While some special events in the fall of 2017 impact the travel times in this baseline period, such as the Toronto International Film Festival, doing the same analysis to compare the baseline period with data from one year later (September to end of October 2018) shows some stability in the reductions in average travel times over the service periods (Figure 5).

filtered_trip_times_late_2018 <- trip_times %>%
  filter(between(x = ObservedDate, 
                 left = as_date("2018-09-01"), 
                 right = as_date("2018-10-31")), 
         day_name != "Sat") %>%
  mutate(phase = "late 2018") %>%
  bind_rows(filtered_trip_times) %>%
  mutate(phase = as.factor(phase),
         phase = fct_relevel(phase,
                             "baseline", "pilot", "late 2018"))

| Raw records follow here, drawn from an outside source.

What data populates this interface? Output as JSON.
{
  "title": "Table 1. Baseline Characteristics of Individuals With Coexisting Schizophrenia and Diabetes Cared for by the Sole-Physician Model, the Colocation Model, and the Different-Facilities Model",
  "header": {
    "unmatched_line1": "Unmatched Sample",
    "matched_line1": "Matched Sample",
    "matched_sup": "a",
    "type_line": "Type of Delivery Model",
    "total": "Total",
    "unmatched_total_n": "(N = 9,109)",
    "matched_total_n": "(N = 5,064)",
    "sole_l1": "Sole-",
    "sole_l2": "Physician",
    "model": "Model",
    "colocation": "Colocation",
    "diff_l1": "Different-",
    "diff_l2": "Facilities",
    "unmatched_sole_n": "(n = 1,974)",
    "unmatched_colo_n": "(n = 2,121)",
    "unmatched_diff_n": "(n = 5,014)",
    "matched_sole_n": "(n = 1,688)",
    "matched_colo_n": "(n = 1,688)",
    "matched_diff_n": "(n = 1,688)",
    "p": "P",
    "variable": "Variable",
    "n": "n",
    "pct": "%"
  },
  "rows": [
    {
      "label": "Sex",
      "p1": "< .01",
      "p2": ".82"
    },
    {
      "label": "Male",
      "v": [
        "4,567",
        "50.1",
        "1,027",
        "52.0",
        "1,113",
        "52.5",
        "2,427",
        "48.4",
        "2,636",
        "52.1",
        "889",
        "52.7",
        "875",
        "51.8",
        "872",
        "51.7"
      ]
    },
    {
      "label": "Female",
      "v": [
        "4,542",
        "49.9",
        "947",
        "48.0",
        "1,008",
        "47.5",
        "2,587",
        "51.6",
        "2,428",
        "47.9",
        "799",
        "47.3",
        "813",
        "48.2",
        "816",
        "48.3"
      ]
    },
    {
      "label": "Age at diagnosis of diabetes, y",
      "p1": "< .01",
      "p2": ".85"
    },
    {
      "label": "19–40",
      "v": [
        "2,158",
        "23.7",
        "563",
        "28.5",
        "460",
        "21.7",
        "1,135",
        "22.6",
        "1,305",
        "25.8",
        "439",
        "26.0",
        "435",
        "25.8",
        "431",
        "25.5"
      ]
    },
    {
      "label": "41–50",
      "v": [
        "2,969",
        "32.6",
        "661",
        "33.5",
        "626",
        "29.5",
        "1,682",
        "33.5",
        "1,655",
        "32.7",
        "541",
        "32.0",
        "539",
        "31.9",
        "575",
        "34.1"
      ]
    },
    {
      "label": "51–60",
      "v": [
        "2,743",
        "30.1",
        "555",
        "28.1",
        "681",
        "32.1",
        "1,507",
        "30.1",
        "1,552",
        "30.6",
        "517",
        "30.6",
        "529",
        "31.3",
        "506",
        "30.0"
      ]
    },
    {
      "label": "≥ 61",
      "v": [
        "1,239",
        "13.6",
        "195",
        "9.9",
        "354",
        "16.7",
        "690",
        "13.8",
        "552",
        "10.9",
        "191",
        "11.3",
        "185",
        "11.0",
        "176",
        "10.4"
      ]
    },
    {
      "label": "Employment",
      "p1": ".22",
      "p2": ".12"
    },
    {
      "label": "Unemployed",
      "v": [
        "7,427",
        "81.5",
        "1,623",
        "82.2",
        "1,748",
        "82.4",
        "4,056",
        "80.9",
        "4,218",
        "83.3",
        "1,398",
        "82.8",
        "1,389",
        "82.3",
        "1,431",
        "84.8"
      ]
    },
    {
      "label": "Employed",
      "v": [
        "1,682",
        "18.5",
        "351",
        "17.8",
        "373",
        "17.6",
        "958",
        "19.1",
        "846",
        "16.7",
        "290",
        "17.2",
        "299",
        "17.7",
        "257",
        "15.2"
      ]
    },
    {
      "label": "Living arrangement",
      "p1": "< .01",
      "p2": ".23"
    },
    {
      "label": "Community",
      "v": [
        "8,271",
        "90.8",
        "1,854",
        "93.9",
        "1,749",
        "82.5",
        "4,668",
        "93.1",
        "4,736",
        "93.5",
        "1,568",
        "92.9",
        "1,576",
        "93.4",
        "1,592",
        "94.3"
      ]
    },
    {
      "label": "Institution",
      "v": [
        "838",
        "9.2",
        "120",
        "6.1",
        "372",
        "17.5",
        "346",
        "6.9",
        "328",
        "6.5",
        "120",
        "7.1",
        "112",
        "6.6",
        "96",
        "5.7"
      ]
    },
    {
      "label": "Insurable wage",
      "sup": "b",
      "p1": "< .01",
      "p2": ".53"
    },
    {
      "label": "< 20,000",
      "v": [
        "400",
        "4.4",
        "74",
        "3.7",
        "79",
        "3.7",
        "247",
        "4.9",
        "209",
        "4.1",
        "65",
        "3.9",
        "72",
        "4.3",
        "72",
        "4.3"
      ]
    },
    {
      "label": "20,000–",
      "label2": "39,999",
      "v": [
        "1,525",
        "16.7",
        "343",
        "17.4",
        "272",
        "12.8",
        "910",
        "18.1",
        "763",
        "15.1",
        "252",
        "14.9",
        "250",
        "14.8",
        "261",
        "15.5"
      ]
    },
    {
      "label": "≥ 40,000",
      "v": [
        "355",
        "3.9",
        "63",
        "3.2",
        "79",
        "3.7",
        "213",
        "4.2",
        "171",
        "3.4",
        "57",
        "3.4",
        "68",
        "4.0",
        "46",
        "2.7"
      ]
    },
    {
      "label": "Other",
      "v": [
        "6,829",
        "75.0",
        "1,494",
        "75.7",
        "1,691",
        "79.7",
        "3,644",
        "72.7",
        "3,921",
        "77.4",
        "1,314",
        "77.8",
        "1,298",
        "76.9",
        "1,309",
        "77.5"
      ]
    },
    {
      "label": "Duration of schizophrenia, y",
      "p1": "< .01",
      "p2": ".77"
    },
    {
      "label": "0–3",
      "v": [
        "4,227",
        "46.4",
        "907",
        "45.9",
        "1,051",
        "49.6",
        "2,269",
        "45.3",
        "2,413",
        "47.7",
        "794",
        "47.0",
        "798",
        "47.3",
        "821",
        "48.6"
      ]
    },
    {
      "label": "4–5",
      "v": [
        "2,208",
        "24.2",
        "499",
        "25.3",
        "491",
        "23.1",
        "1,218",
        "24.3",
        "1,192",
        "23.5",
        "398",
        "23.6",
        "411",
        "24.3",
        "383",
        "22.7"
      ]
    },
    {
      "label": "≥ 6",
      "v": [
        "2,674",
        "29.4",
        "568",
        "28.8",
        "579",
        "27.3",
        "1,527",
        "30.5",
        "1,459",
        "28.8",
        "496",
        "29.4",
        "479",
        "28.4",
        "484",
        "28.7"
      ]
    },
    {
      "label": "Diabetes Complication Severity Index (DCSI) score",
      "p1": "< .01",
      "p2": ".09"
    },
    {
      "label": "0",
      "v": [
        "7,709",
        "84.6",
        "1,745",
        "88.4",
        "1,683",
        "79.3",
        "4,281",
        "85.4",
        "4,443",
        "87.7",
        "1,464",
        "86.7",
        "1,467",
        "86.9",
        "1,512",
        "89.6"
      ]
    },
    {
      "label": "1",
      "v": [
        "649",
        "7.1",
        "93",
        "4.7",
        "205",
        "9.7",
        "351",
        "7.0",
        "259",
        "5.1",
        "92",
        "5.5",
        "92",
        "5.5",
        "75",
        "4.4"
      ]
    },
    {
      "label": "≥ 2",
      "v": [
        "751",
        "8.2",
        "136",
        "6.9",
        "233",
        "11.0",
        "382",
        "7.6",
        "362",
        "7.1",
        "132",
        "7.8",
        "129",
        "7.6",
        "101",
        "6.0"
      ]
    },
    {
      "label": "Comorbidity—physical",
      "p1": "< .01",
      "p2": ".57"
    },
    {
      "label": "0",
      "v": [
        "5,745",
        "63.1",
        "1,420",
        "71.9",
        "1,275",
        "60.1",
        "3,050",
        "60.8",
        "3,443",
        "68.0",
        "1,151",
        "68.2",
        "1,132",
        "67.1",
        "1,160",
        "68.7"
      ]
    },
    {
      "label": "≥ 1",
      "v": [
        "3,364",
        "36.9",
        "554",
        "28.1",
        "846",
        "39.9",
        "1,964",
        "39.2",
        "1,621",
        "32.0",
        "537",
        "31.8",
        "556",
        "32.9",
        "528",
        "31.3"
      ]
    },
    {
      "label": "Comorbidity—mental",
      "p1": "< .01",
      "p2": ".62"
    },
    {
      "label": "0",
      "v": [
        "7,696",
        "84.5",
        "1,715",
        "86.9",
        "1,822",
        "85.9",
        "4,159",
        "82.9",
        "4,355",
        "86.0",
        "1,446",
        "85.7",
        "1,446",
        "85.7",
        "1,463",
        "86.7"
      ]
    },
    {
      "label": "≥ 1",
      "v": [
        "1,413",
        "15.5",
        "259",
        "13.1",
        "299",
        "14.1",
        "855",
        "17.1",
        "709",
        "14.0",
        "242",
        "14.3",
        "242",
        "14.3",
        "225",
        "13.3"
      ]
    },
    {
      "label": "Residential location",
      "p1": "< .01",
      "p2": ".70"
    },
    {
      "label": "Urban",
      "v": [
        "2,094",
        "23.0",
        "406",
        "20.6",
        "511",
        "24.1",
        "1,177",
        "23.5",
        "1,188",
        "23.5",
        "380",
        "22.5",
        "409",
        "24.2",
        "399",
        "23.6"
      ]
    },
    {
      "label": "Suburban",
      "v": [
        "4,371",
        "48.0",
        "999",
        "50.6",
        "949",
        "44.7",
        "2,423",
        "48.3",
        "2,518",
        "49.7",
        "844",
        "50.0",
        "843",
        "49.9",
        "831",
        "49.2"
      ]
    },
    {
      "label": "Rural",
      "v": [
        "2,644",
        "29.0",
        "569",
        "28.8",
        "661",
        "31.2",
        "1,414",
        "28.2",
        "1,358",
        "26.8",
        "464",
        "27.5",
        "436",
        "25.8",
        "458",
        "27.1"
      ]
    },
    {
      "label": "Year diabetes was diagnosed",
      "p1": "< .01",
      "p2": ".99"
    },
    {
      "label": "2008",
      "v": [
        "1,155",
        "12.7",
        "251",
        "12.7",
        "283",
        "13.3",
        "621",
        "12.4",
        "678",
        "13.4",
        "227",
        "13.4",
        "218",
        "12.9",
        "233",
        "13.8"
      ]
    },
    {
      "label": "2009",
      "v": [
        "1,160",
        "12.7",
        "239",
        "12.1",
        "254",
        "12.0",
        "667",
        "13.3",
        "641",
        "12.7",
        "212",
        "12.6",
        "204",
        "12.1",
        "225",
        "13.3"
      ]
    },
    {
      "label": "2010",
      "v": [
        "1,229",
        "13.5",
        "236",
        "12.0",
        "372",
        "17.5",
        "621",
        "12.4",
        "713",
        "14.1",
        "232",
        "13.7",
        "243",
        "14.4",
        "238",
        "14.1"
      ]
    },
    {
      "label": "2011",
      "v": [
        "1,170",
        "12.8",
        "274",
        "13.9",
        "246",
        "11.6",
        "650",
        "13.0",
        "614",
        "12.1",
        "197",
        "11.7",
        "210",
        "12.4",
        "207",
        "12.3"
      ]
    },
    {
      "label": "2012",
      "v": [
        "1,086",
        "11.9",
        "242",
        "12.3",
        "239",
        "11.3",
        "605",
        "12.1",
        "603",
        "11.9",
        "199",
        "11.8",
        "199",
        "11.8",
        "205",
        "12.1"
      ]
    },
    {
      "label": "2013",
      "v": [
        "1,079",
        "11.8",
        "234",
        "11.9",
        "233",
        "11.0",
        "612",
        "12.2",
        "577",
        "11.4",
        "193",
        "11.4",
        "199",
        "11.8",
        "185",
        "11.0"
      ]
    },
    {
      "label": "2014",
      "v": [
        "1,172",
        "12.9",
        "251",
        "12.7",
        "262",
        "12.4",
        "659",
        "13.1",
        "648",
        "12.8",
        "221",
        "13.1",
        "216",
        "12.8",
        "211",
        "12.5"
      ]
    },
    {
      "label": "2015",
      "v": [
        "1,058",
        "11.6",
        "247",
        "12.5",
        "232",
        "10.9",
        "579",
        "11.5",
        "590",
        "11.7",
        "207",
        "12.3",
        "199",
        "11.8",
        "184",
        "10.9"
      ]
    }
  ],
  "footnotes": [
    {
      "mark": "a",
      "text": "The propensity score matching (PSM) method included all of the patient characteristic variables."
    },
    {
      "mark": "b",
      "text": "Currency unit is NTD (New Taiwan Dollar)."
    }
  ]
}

ggplot(filtered_trip_times_late_2018, 
       aes(y = RunningTime, x = TimePeriod, fill = phase)) +
  stat_slab(side = "both", 
            scale = 0.5,
            show.legend = TRUE,
            position = position_dodge(width = .8),
            aes(fill_ramp = stat(level)),
            .width = c(.50, .75, .95, 1)) +
  stat_summary(fun = "mean",
               geom = "crossbar", 
               width = 0.5,
               lwd = 0.1,
               position = position_dodge(width = .8),
               show.legend = F)  +
  scale_colour_manual(values = c("#33638DFF", "#3CBB75FF", "#FDE725FF"), aesthetics = "fill")+
  guides(fill_ramp = "none") +
  ylab("minutes") +
  ylim(10, 30) +
  facet_grid(rows = vars(as.factor(Direction))) +
  theme_minimal() +
  theme(axis.title.x = element_blank(),
        axis.text.x = element_text(angle = 45, vjust = 1, hjust=1),
        legend.position="top")
Figure 5: Priority Corridor Travel Times: Baseline, Pilot, and Late 2018

The results from this analysis are feeding into our ongoing work looking into how changes in travel times contribute to changes in accessibility and real estate prices - more on this soon!